Mushroom Mug: A Love Story
Love Story

In high school, I told my boyfriend that I wanted to learn how to read tea leaves but didn't have a wide enough teacup to do it properly. He found this handled soup bowl and thought it was just my taste, and he knew me so well because he was absolutely right. I never learned to read tea leaves, but I did marry him.
When we packed everything we owned into my little Nissan Altima to move across the country, the cup came with us. When we moved back, this time our life stuffed in a Dodge Dart, it made the cut again. Together, we’d been through a lot: four apartments, three years of marriage, eight years together, and a new little girl. Through everything, this little bowl was a staple in our home, being playfully fought over at dinnertime night after night—until it suddenly broke.
The mushroom bowl practically jumped out of the fridge and onto the floor with a sickening crack. Leftover spaghetti spilled on the linoleum, but all I saw were the memories it held. Everything shattered on the kitchen floor.
The idea to paint it was actually my husband's.

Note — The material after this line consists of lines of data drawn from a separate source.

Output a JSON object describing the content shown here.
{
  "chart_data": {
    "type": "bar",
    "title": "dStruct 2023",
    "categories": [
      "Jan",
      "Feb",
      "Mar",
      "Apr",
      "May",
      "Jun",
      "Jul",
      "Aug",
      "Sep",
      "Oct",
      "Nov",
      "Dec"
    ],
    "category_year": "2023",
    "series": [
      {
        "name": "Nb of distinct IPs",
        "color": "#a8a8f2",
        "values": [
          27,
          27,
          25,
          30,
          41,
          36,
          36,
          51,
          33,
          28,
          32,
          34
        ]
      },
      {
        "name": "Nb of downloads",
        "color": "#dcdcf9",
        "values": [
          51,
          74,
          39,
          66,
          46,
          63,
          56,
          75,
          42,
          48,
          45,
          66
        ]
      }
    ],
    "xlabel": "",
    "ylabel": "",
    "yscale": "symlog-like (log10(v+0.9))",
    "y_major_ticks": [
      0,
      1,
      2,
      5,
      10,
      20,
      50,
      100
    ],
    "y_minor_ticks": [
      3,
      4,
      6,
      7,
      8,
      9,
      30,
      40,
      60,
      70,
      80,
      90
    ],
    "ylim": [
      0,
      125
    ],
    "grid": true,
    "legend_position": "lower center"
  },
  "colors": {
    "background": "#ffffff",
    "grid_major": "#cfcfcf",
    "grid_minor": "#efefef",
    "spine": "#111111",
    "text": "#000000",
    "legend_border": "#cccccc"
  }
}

I’d only done one other ceramic still life, but I figured it would be another good study. The bowl was a thrifted treasure, and the likelihood of me finding another is painfully slim. As I posed the mug for its portrait, I wondered about the other homes it inhabited. What dinners had it held? How many relationships had it witnessed?
As I painted, I could almost see the parts of our relationship that the bowl oversaw. A year and a half of long distance was a hefty feat for two teens. All the late-night calls across two time zones came rushing back. I saw us showing up for each other over and over again, counting down the days until the next holiday weekend when he would come home. Everyone around us expected us to fail, but we grew together in spite of everything.
Putting the broken pieces back together embodied the endurance we had as a couple. We held the cracked parts of one another together, carrying each other forward. Something as mundane as a cup could oversee and represent the greatest love in my life, not just a souvenir, but a token of my marriage and the adversities it had overcome.
I’ve actually had several people recognize the cup as part of a set they or their grandma had. We’ll often get similar comments on our marriage—that we have something old and special. Of course, I'm inclined to agree.